Joining Dozens of Data Streams in Distributed Stream Processing Systems
2023-06-19 , Palais Atelier

This talk will explore the techniques and best practices for joining dozens of data streams, focusing on different joining mechanisms, such as binary joins and delta joins, as well as pros and cons.


As real-time data processing becomes increasingly essential, organizations face the challenge of efficiently joining and correlating data from multiple streams to gain valuable insights using distributed stream processing systems. This talk will explore the techniques and best practices for joining dozens of data streams, focusing on different joining mechanisms, such as binary joins and delta joins, as well as their pros and cons.
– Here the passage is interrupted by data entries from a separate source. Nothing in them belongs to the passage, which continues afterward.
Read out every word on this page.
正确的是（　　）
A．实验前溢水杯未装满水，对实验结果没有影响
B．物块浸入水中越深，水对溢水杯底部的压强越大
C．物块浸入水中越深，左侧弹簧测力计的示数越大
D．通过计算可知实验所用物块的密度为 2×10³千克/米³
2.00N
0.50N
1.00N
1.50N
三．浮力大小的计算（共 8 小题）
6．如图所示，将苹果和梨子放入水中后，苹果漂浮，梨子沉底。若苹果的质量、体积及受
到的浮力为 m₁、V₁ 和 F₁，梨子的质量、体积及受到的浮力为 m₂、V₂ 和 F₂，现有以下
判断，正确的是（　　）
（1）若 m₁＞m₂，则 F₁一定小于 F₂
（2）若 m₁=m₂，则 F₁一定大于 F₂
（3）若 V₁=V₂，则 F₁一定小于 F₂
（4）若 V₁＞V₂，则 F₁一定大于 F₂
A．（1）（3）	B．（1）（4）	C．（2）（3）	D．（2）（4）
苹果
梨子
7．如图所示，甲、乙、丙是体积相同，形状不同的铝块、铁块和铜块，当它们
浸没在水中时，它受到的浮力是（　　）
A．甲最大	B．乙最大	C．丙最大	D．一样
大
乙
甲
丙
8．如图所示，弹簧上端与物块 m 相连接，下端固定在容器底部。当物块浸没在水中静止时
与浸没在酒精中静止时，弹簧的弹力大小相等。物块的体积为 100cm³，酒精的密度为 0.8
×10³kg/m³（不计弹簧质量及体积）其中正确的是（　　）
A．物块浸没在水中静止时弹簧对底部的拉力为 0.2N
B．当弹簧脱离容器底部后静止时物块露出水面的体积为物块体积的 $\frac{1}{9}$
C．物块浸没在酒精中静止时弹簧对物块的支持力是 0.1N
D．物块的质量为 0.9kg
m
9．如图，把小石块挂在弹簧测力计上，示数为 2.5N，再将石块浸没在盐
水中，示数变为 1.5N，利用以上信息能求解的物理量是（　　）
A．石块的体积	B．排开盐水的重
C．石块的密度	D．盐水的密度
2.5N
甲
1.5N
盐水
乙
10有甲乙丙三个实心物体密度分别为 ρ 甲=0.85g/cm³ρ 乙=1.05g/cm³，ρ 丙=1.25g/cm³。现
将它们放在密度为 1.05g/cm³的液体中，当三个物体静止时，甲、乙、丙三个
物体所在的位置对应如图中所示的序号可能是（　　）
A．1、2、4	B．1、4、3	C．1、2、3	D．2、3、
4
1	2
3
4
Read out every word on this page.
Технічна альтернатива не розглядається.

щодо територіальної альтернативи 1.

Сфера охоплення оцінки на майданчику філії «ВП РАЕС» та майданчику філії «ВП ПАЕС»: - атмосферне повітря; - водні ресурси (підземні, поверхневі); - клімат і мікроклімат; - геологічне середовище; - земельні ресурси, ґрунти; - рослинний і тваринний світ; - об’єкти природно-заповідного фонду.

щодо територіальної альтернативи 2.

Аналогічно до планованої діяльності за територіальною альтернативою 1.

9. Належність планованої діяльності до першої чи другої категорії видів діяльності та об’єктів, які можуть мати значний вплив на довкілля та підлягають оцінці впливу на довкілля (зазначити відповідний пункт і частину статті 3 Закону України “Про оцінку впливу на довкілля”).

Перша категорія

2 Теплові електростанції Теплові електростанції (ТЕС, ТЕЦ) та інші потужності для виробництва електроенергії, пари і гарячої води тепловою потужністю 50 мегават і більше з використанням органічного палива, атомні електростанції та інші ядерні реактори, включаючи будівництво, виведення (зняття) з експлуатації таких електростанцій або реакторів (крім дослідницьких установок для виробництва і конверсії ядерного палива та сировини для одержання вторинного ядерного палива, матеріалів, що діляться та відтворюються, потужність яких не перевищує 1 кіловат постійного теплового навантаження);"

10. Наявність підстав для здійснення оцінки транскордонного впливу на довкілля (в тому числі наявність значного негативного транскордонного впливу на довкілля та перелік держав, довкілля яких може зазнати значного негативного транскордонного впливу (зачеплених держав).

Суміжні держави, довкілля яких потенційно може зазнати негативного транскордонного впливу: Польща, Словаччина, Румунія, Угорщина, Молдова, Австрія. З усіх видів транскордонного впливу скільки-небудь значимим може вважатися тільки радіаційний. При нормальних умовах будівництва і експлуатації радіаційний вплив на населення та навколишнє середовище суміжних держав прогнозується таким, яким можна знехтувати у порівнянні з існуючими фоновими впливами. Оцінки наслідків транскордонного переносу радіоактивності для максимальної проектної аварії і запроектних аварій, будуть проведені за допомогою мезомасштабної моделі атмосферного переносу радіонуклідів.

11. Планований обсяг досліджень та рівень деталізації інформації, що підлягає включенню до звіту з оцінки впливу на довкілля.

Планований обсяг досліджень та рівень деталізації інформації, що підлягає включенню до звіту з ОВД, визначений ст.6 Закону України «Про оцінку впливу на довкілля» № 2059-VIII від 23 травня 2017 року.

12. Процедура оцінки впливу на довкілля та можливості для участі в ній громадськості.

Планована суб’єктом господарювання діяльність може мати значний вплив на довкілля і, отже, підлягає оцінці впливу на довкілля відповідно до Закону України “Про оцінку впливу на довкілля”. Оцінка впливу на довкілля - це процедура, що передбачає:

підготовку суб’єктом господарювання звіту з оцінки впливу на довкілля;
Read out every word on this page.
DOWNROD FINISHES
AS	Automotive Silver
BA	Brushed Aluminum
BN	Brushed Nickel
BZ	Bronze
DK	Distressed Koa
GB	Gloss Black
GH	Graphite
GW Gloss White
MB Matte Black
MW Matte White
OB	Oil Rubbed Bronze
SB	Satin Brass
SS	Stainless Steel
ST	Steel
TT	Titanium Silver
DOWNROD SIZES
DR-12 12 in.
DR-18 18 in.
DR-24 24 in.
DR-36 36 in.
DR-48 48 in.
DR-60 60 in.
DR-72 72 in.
Attendees will gain an understanding of various stream join techniques, learn how to optimize performance in distributed environments and apply lessons from industry experiences. Furthermore, the talk will discuss leveraging decoupled compute-storage architecture to reduce join costs. This knowledge will enable participants to harness the full potential of their data, creating efficient and powerful distributed stream processing solutions for their organizations.

See also: Slides (2.3 MB)

Yingjun Wu is the founder of RisingWave Labs, the company developing RisingWave, a distributed SQL database for stream processing. Before running the company, Yingjun was a software engineer at the Redshift team, Amazon Web Services, and a researcher at the Database group, IBM Almaden Research Center. Yingjun received his PhD degree from National University of Singapore, and was a visiting PhD at Carnegie Mellon University. He has been working in the field of stream processing and database systems for over a decade.